Two other golfers, Fiji's Vijay Singh and America's Marc Leishman, have already cited Zika as their reason for withdrawing from the Olympics.
American cyclist Tejay Van Garderen has followed suit.
Few other athletes have withdrawn or expressed worries about Zika, however, with organisers insisting the risks will be low during the Brazilian winter so long as adaquate precautions are taken.
His announcement has been viewed sceptically by many who claim that he is using Zika as an excuse to avoid playing in the Games.
The issue is considered low-down on the list of concerns surrounding the Games in Brazil, well behind transport, security and political worries.
"I trust the Irish people will understand my decision," McIlroy added in his statement.
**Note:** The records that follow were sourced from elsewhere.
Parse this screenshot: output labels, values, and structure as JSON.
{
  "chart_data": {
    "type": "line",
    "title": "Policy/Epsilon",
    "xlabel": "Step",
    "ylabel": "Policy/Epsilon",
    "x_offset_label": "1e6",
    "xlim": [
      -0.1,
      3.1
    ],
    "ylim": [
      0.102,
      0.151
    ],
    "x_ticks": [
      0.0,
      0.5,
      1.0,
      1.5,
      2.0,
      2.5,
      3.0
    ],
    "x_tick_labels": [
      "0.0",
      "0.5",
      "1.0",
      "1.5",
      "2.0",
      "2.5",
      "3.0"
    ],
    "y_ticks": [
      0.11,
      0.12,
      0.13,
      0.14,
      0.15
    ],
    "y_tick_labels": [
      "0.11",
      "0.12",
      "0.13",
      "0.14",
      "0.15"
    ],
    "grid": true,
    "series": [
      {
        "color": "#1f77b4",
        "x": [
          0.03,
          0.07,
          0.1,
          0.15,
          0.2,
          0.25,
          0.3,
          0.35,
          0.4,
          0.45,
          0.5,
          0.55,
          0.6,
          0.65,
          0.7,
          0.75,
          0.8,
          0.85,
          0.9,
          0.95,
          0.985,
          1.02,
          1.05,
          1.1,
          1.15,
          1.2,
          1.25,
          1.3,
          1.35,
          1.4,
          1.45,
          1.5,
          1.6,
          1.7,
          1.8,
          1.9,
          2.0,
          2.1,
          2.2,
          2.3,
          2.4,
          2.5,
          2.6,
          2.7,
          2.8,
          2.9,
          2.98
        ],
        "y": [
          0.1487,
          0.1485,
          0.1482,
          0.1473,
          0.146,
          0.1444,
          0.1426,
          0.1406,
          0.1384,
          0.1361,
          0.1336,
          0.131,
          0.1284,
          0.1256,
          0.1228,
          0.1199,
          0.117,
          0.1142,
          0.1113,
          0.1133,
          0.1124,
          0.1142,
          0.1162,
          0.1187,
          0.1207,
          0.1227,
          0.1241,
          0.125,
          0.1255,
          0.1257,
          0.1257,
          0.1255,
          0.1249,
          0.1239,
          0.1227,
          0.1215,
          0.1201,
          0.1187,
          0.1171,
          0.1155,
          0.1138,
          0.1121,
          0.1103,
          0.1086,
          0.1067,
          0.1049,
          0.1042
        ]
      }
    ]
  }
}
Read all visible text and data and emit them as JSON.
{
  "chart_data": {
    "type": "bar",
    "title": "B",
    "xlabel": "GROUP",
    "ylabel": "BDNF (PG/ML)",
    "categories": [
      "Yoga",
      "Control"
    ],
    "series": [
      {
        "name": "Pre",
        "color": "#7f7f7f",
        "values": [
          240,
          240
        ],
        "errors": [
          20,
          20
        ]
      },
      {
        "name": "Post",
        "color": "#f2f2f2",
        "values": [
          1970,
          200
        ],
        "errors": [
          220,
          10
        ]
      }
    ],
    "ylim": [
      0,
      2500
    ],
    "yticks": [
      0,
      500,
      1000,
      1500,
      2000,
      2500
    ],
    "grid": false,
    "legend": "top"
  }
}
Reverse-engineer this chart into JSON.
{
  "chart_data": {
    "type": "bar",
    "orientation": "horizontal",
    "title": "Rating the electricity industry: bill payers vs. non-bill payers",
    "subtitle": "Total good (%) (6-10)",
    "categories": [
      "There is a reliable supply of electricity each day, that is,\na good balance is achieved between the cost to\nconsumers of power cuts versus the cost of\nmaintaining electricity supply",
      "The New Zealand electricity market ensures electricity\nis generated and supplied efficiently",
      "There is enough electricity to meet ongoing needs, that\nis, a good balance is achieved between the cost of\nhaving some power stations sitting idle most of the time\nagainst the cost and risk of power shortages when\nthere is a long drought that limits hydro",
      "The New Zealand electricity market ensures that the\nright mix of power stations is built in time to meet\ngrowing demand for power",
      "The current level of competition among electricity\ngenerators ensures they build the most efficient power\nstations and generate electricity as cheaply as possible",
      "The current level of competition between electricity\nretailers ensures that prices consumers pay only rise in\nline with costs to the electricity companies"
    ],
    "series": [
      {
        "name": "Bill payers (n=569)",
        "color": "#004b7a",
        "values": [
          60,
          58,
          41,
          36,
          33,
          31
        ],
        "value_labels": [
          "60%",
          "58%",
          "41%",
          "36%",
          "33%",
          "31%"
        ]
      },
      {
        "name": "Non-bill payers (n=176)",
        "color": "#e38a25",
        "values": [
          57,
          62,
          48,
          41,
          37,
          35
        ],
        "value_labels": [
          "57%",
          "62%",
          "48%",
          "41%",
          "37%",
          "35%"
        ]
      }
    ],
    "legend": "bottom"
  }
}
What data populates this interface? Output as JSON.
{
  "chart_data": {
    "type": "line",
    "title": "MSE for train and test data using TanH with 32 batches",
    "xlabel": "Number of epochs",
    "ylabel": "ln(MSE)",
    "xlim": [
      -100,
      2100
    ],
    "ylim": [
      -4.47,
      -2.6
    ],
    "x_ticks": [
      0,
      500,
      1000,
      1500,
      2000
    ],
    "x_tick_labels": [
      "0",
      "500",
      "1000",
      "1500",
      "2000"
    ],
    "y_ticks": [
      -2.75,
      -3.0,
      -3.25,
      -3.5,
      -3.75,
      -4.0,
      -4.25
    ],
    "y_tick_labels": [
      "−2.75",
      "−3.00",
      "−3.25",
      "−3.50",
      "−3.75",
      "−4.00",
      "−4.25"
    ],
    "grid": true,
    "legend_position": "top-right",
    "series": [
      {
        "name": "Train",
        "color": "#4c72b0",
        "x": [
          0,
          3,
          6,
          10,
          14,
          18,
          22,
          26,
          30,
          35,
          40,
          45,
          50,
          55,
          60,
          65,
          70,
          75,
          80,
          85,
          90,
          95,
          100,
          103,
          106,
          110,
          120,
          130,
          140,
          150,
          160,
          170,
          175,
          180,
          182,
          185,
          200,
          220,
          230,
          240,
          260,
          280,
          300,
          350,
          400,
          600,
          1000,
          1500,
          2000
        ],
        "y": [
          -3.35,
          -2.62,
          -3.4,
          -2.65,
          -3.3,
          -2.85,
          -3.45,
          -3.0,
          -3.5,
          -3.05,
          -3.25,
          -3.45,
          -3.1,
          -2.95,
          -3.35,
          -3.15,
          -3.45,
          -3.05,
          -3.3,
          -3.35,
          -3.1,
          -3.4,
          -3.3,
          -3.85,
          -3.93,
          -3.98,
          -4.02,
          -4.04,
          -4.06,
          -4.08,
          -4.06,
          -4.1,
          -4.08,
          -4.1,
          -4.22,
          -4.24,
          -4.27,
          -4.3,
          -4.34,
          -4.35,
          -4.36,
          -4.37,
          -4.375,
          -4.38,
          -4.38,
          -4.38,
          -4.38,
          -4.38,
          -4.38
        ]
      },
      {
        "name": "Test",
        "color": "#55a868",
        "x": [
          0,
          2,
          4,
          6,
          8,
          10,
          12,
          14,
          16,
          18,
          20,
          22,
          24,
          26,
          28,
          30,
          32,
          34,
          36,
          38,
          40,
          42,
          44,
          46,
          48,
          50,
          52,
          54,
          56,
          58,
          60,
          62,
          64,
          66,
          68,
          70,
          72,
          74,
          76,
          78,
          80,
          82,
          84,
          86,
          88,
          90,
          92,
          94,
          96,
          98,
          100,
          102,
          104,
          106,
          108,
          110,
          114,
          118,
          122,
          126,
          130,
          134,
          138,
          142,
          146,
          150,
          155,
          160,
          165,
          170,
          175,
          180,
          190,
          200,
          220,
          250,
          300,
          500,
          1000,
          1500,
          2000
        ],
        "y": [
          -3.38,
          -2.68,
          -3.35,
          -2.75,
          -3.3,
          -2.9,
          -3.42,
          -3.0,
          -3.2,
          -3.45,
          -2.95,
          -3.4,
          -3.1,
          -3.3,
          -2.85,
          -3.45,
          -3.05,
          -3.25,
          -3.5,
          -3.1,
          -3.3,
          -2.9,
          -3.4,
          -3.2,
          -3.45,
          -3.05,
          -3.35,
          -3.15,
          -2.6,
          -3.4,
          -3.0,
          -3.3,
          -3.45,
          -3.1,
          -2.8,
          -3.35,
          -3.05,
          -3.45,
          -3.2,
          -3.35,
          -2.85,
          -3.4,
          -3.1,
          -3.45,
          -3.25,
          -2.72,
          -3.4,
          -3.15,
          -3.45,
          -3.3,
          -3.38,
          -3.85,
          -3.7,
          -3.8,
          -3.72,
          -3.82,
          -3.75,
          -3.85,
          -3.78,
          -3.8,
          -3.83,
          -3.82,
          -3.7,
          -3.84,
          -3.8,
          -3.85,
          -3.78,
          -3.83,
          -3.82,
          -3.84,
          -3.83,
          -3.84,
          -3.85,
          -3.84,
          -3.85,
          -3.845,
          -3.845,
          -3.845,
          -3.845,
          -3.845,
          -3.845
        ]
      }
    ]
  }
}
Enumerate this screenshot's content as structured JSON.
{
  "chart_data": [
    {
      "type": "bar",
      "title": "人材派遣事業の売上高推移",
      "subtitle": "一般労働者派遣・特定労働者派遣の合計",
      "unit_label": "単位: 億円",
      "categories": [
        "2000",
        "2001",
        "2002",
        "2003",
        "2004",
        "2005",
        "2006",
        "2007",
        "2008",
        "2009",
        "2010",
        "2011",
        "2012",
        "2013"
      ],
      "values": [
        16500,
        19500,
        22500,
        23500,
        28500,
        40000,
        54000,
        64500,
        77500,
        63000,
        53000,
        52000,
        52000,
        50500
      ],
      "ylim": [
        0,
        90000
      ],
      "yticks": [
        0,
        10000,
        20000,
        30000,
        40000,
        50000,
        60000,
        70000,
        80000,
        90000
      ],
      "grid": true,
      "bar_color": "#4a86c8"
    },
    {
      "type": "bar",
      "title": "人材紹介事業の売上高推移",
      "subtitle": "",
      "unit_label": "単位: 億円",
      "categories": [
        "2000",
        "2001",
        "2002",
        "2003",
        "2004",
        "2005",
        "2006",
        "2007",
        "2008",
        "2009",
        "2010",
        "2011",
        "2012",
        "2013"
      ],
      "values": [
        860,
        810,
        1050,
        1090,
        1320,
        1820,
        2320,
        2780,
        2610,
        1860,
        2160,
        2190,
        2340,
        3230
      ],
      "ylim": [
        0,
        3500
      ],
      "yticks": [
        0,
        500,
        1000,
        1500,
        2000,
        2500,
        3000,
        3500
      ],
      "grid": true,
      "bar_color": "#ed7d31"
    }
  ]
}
"The unwavering support I receive every time I compete in a golf tournament at home or abroad means the world to me.
"I will continue to endeavour to make my fans and fans of golf proud with my play on the course and my actions off it."
The Olympic Council of Ireland (OCI) expressed its "extreme disappointment" at the decision.
"However, as we have always said, it is down to the individual and of course we respect his decision, which he has taken for personal reasons," they said.
The news is another big blow for golf, with the sport desperate for the world's top players to attend in order to justify its place on the Olympic programme.
McIlroy, who is from Northern Ireland, had deliberated over whether to compete for Britain or Ireland in Rio before eventually deciding on the latter in May 2014.
Both teams had wanted him to represent them.
He had been expected to be among the biggest Irish stars at the Games.
The International Golf Federation also expressed "disappointment" at the decision, but while admitting that players must "weigh personally a unique set of circumstances".